La luz de la antorcha brillaba sobre su largo cabello color miel y sobre su piel blanca. Estaba de pie junto a una ventana y hablaba con alguien. Al poco se separó de allí y por el brillante cuadrado cruzó un ensortijado cabello y el negro rostro de Elwood Hacking. Sam se sintió mal. Hacking la había tomado por mujer aquella noche.

Gwenafra no parecía asustada. Daba sensación de tranquilidad. Pero Gwenafra, aunque voluble y desinhibida casi siempre, podía ser muy firme cuando la ocasión lo exigía.

Apartó a Lothar.

-No podemos hacer nada en este momento, y podríamos estropear cualquier posibilidad que pudiese tener ella.

Anduvieron por allí un rato, observando las otras fábricas y advirtiendo que las hogueras se extendían a ambos lados a lo largo de las murallas hasta perderse en el horizonte. Además de ciudadanos de Soul City, había ulmaks y una serie de orientales. Sam se preguntó si podrían ser birmanos, los thais y los ceilandeses del neolítico que vivían al otro lado del Río frente a Selinujo.

Para salir de Parolando tendrían que saltar el muro, y tendrían que robar algunas pequeñas embarcaciones si querían ir Río abajo hasta Selinujo. No tenían la menor idea de lo que había sucedido en Publinujo y en Tifonujo, pero sospechaban que estos países estarían a continuación en la lista de Hacking. Escapar hacia el norte, hacia la tierra de Chernsky, era una tontería. Iyeyasu la invadiría en cuanto se enterase de la otra invasión, si es que no lo había hecho ya.

Resultaba irónico que hubiesen de huir precisamente al país cuyos ciudadanos tenían prohibida la entrada en Parolando.
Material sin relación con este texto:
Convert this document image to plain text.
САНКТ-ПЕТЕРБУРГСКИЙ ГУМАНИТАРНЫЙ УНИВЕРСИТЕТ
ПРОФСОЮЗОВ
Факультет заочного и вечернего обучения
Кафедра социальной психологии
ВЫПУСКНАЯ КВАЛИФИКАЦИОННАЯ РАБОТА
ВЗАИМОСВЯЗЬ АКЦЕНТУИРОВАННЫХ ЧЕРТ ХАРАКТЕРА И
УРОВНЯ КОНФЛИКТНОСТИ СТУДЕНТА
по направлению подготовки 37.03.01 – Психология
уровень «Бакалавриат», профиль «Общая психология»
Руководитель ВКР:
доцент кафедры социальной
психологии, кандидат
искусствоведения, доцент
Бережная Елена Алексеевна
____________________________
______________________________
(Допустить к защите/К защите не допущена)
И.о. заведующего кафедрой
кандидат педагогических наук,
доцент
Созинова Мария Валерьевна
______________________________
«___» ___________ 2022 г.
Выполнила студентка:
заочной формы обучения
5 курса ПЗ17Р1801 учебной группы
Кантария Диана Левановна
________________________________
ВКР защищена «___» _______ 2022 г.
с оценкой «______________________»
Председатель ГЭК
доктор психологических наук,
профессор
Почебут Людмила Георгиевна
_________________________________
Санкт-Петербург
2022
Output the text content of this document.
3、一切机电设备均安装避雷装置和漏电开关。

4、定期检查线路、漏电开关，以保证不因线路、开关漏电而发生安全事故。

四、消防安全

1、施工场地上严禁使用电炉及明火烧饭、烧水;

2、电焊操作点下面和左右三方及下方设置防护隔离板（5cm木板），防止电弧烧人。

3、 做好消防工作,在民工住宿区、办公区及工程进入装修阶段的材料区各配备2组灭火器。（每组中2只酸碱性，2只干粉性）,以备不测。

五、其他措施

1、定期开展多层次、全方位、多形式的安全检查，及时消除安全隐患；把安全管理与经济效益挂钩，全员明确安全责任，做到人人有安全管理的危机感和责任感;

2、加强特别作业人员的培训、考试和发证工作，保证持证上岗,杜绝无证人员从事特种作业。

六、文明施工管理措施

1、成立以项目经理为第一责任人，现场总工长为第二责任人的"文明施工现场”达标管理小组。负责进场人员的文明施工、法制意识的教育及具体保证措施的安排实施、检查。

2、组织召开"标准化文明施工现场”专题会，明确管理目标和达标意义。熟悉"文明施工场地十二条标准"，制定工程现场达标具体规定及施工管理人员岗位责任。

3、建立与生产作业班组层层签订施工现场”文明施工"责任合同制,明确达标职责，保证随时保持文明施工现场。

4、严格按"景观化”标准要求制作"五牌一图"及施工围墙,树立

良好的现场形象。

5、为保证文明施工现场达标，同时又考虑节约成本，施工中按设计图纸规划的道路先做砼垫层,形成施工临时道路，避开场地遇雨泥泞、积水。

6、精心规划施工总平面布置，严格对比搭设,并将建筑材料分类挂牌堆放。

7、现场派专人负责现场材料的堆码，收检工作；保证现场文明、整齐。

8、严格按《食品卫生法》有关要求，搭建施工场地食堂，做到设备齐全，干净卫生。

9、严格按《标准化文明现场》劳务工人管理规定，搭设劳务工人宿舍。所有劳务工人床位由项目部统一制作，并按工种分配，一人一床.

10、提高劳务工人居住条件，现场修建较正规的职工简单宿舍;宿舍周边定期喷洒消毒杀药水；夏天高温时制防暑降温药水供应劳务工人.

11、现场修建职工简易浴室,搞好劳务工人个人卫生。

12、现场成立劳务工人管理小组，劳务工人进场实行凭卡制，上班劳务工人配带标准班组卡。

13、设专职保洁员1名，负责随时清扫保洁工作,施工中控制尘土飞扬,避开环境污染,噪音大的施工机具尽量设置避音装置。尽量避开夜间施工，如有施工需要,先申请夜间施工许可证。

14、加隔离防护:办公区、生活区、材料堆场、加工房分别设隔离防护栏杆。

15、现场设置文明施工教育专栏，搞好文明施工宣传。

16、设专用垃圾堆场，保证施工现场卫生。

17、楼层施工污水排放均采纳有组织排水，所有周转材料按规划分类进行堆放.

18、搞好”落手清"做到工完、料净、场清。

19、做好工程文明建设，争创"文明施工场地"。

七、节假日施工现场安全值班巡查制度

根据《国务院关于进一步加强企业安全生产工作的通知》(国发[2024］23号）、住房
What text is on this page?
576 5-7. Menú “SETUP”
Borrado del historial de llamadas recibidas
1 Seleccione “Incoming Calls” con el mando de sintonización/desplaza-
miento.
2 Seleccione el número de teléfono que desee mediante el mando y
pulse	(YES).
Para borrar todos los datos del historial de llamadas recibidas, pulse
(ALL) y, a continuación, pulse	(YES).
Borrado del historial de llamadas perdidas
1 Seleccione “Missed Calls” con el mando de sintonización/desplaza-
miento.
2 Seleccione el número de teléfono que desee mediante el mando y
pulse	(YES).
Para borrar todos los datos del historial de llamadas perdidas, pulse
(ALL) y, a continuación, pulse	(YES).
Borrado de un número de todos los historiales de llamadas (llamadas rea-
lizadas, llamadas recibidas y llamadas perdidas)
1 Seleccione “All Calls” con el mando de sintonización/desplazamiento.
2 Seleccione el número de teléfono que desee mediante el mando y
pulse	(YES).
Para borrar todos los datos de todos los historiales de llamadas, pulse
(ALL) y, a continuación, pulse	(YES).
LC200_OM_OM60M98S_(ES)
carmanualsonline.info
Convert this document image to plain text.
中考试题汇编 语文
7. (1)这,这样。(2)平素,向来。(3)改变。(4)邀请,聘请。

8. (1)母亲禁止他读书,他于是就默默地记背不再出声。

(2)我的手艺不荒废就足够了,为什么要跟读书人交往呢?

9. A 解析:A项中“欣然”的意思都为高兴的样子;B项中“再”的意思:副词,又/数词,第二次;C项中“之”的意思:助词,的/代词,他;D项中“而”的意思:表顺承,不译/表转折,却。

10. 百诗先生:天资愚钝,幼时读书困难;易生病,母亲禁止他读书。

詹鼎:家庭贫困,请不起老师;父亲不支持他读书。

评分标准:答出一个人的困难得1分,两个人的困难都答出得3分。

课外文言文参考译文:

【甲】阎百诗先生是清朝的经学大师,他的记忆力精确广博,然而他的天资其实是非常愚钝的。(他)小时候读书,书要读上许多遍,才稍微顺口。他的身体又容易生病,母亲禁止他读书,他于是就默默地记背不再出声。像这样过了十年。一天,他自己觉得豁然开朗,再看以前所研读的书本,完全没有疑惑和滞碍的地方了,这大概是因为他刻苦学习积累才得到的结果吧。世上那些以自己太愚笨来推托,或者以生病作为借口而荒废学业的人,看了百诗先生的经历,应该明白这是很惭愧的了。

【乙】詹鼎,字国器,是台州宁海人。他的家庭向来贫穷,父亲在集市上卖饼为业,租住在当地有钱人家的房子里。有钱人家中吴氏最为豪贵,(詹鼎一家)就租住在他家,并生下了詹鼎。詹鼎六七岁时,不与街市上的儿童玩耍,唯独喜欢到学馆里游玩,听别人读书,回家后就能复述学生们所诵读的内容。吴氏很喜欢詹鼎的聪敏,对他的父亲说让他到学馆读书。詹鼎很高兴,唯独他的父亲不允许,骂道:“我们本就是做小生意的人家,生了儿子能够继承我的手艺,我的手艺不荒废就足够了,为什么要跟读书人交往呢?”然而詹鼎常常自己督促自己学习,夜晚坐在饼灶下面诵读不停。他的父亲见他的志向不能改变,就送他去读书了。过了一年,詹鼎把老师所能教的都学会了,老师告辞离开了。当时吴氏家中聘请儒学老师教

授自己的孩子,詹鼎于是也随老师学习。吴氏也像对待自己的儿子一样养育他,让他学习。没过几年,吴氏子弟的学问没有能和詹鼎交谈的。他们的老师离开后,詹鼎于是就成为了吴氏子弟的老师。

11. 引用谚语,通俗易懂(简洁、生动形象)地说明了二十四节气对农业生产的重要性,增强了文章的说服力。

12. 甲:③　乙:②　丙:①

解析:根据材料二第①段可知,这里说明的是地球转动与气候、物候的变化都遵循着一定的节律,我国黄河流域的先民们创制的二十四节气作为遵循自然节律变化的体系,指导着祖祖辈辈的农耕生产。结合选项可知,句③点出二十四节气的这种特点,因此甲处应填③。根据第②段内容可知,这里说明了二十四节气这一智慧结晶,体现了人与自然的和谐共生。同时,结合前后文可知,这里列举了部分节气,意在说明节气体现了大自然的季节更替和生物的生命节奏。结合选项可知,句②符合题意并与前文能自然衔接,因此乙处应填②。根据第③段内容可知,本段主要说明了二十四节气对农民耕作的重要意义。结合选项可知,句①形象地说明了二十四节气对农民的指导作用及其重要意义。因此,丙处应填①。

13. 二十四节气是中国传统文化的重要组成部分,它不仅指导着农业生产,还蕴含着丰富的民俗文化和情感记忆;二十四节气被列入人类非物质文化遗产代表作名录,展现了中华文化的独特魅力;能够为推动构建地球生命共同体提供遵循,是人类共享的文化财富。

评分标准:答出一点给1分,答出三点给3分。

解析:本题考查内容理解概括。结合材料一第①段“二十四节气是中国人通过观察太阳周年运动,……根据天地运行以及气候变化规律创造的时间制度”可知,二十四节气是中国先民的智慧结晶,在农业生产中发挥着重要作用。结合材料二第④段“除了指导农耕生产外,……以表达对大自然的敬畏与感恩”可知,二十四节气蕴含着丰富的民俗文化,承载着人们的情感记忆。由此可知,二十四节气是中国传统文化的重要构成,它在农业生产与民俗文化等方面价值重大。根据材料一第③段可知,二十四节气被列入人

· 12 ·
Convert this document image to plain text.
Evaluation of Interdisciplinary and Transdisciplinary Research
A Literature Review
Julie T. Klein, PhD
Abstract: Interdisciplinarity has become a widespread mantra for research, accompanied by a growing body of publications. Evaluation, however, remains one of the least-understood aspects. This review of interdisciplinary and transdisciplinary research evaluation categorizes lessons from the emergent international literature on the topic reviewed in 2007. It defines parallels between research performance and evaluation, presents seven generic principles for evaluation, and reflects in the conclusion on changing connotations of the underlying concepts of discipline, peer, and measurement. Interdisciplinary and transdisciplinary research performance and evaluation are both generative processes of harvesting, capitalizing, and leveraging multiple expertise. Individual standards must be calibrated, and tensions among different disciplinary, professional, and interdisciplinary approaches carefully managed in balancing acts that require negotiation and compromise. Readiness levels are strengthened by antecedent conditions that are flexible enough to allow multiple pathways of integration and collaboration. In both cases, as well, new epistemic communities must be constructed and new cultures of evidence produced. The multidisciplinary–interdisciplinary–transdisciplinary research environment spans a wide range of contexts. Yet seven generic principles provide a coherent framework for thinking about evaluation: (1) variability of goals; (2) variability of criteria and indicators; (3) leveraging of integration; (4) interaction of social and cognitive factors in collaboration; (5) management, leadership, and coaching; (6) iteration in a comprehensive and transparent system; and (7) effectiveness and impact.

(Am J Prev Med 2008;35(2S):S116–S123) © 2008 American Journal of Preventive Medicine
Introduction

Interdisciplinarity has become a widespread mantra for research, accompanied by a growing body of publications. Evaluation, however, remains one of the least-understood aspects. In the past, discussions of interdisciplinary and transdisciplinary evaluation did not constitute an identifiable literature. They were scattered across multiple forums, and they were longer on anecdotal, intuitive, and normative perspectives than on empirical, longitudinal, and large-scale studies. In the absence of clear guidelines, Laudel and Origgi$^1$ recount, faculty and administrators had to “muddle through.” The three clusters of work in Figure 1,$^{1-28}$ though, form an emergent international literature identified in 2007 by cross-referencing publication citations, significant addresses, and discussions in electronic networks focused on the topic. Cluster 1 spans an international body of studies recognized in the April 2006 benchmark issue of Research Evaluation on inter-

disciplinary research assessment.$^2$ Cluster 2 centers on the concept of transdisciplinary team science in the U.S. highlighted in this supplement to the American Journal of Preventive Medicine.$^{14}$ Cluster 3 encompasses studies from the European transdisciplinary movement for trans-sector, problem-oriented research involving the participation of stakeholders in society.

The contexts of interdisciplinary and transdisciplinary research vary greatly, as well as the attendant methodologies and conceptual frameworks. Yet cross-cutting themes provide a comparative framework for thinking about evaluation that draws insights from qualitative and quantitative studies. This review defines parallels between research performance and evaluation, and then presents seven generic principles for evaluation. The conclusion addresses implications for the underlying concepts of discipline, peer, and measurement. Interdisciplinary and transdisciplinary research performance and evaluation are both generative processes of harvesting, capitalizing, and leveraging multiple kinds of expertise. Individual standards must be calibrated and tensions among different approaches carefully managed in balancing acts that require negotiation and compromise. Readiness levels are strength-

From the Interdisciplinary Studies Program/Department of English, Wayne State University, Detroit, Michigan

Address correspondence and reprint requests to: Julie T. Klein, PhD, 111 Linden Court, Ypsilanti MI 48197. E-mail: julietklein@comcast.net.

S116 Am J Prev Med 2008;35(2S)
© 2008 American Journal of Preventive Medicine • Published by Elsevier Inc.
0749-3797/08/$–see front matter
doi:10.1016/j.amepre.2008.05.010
Decidieron regresar de momento al embalse, explicar lo que habían visto y hacer planes. El mejor momento de fuga sería cuando lloviese.

Se levantaron y empezaron a caminar, rodeando las cabañas en las que estaban los enemigos con las mujeres cautivas.

Cuando acababan de pasar bajo la sombra de un gigantesco árbol de hierro, Sam notó que algo le apretaba el cuello por detrás. Intentó gritar, volverse, liberarse; pero la gran mano continuó apretando, y él cayó en la inconsciencia.